Larger firms, looking after more than £10bn in investment assets, require relatively fewer support staff as they can take advantage of economies of scale. ComPeer suggests 0.75–1 support staff for every front office professional in these big firms.

Perhaps unsurprisingly, the type of client a firm has can also have a big impact on profitability. The worst performing firms (based on profit levels over the past five years) have 96% of their assets in portfolios larger than £250,000. That suggests they have a relatively large proportion of big clients who, in turn, will have strong negotiating power and may be able to drive down fees. 

In contrast, the best performing firms only had 85% of assets in portfolios worth at least £250,000 and the medium-performing firms had just 77% of their assets in such large portfolios.
Money marketingThere are some other noteworthy differences revealed in ComPeer’s research. Marketing spend across the industry was up last year, but higher spending in this area is not correlated with a stronger performance. The worst performing firms tend to spend the most on marketing, for example. It seems that, while it may help to bring in more new business, it doesn’t always translate into higher profits.
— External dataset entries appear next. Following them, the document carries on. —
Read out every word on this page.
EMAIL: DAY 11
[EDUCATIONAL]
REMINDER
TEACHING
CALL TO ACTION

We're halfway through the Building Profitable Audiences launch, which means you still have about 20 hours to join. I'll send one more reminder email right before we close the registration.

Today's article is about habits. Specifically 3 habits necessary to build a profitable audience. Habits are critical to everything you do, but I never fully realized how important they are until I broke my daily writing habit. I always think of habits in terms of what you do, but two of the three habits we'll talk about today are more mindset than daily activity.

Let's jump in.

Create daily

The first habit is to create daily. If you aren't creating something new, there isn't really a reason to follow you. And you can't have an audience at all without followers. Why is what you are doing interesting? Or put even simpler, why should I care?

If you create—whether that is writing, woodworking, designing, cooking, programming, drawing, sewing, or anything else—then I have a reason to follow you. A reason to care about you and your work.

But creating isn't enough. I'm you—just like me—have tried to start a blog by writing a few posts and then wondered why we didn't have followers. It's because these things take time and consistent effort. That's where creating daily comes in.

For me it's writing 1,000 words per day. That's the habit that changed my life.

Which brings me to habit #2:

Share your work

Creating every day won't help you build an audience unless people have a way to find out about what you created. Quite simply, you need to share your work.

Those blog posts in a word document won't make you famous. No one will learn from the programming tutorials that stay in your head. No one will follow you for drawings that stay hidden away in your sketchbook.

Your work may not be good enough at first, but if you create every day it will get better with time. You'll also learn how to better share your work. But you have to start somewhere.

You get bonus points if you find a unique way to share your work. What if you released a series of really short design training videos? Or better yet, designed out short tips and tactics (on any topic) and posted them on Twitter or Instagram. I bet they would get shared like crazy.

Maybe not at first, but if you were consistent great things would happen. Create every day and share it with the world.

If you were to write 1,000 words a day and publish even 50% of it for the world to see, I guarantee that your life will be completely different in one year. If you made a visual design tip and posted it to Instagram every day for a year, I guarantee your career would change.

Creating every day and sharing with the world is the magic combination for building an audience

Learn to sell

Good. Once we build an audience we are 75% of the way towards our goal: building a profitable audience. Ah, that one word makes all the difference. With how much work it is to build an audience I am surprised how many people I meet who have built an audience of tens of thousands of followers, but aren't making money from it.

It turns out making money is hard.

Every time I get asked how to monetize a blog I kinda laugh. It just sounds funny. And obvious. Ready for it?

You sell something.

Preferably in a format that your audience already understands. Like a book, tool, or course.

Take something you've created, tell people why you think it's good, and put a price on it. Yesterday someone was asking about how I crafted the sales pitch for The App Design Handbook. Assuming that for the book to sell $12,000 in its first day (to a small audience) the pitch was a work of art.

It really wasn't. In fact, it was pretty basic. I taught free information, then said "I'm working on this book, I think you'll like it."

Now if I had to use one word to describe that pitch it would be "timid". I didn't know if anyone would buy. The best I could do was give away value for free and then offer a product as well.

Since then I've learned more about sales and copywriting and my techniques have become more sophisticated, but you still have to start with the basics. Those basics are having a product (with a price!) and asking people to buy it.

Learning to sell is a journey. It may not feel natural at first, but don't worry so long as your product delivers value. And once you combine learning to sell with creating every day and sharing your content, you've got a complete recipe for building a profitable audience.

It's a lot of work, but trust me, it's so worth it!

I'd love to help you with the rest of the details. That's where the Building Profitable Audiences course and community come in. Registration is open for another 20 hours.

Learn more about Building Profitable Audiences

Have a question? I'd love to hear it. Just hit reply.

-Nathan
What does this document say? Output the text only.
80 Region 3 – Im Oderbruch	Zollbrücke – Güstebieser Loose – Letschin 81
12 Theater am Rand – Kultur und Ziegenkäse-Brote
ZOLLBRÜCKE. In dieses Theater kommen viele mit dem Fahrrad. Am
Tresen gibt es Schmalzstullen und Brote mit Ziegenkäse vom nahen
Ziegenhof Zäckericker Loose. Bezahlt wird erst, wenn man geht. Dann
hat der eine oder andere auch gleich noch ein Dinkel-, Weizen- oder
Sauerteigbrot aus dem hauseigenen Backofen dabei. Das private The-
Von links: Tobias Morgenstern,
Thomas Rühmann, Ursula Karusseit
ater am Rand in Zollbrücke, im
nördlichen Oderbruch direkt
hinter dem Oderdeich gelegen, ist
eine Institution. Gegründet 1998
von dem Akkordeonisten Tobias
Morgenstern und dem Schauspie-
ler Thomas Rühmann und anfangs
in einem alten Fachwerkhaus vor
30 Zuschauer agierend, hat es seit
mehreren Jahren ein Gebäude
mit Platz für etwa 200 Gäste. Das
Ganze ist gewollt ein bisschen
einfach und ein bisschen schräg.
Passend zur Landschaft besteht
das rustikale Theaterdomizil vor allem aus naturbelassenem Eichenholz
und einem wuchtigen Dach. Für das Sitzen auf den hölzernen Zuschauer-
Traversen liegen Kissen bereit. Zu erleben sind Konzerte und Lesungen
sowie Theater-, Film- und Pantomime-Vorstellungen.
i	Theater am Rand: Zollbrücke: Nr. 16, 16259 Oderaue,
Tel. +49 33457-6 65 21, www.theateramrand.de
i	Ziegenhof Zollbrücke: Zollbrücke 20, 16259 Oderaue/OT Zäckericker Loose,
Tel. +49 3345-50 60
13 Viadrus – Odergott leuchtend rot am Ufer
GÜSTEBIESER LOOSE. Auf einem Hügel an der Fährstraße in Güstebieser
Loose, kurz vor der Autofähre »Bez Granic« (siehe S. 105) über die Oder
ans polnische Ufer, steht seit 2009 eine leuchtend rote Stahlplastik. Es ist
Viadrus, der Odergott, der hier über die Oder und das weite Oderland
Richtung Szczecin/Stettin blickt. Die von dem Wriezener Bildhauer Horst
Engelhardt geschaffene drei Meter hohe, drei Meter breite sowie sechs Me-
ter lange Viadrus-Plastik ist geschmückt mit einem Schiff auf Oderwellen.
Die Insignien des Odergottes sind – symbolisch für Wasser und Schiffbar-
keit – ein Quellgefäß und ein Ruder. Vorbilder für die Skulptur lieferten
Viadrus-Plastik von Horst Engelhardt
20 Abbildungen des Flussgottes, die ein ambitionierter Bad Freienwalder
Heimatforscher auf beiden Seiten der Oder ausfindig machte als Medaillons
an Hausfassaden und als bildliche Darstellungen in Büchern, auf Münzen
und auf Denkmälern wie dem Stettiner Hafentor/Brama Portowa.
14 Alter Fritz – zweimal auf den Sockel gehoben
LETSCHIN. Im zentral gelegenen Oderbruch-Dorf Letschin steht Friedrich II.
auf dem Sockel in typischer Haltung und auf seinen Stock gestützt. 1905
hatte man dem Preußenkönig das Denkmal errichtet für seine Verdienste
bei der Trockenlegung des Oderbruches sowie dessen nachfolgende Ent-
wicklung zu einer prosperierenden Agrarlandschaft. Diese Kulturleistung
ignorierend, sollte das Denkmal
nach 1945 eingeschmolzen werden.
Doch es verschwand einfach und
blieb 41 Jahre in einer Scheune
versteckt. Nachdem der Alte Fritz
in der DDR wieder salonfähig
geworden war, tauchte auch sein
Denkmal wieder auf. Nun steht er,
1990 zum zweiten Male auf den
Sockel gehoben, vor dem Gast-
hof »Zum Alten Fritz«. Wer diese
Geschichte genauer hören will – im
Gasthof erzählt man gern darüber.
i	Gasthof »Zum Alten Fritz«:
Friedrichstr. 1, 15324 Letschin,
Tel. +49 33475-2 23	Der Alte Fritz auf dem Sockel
The marketing costs per front office professional were £33,120 a year for the worst firms, compared to £22,040 for the middle-performers and £18,271 for the top performers.

On the other hand, the worst performers actually did better at hanging on to clients, losing just 3.7% of their investment assets in a year, compared to 6.3% for the top firms. That, suggests ComPeer, may be because they charge lower fees.

What emerges from all this research is that there is no magic formula for maximising profits and performance in the wealth management industry, and no one-size-fits-all answer as to how to structure a front office. Size does matter though, and how many people a firm has in different positions needs to adjust as it grows or shrinks. The task of balancing those costs and revenues is a continuous one. 

“Costs are at the forefront of strategic decisions,” says Brown. “Cost control has been a key feature for the sector.”